Curato e completo com’è, il lavoro di Sophie Walker ha tutte le caratteristiche per porsi come un ottimo testo di riferimento. Impossibile, anche per chi lo sfoglia in assenza di qualsiasi nozione in merito, smarrirsi al suo interno in un’accezione che non sia positiva; al punto che viene quasi spontaneo paragonare la stessa esperienza di lettura a quella di esplorazione di un giardino giapponese vero e proprio, specialmente perché ci vuole un bel po’ di tempo prima di arrivare all’ultima pagina e perché ogni testo, ogni didascalia e ogni fotografia sono un invito alla sosta, alla meditazione sui concetti, alla valutazione delle idee e alla contemplazione delle immagini. A chiudere il volume ecco poi 72 specchietti sintetici relativi alle principali piante del Giappone, una scheda riassuntiva dei periodi della storia giapponese, una mappa geografica essenziale, un glossario relativo a termini e concetti emblematici della cultura dell’Estremo Oriente e un’immancabile bibliografia “nipponica” suddivisa per Giardini, Arte e cultura, Buddhismo e religione.
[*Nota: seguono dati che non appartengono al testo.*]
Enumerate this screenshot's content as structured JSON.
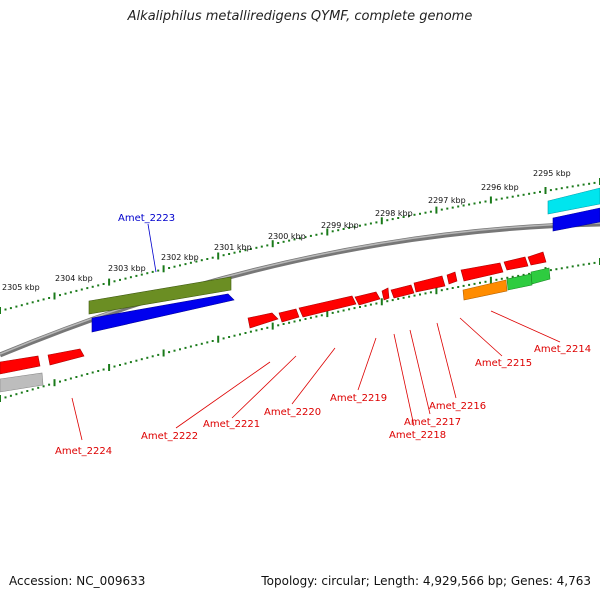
{
  "title": "Alkaliphilus metalliredigens QYMF, complete genome",
  "footer": {
    "accession": "Accession: NC_009633",
    "summary": "Topology: circular; Length: 4,929,566 bp; Genes: 4,763"
  },
  "colors": {
    "backbone": "#8a8a8a",
    "ticks": "#1a7a1a",
    "gene_red": "#ff0000",
    "label_red": "#dd0000",
    "label_blue": "#0000cc",
    "blue": "#0000ee",
    "olive": "#6b8e23",
    "cyan": "#00e5ee",
    "orange": "#ff8c00",
    "green": "#2ecc40",
    "gray": "#bdbdbd"
  },
  "kbp_labels": [
    "2295 kbp",
    "2296 kbp",
    "2297 kbp",
    "2298 kbp",
    "2299 kbp",
    "2300 kbp",
    "2301 kbp",
    "2302 kbp",
    "2303 kbp",
    "2304 kbp",
    "2305 kbp"
  ],
  "gene_labels": {
    "g2223": "Amet_2223",
    "g2224": "Amet_2224",
    "g2222": "Amet_2222",
    "g2221": "Amet_2221",
    "g2220": "Amet_2220",
    "g2219": "Amet_2219",
    "g2218": "Amet_2218",
    "g2217": "Amet_2217",
    "g2216": "Amet_2216",
    "g2215": "Amet_2215",
    "g2214": "Amet_2214"
  }
}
Una volta richiuso il tomo – che davvero si consiglia di apprezzare con lentezza, poco alla volta – vale la pena prendersi ancora qualche istante per osservare quella copertina di cui si avrà forse compreso meglio il significato, facendo scorrere la punta delle dita in tondo lungo i solchi e i rilievi, avanti e indietro, in senso orario e antiorario: un'ultima occasione di pausa, un ultimo esercizio di raccoglimento; un ultimo pensiero da dedicare alle quattro caratteristiche principali del giardino giapponese: armonia, rispetto, purezza, tranquillità.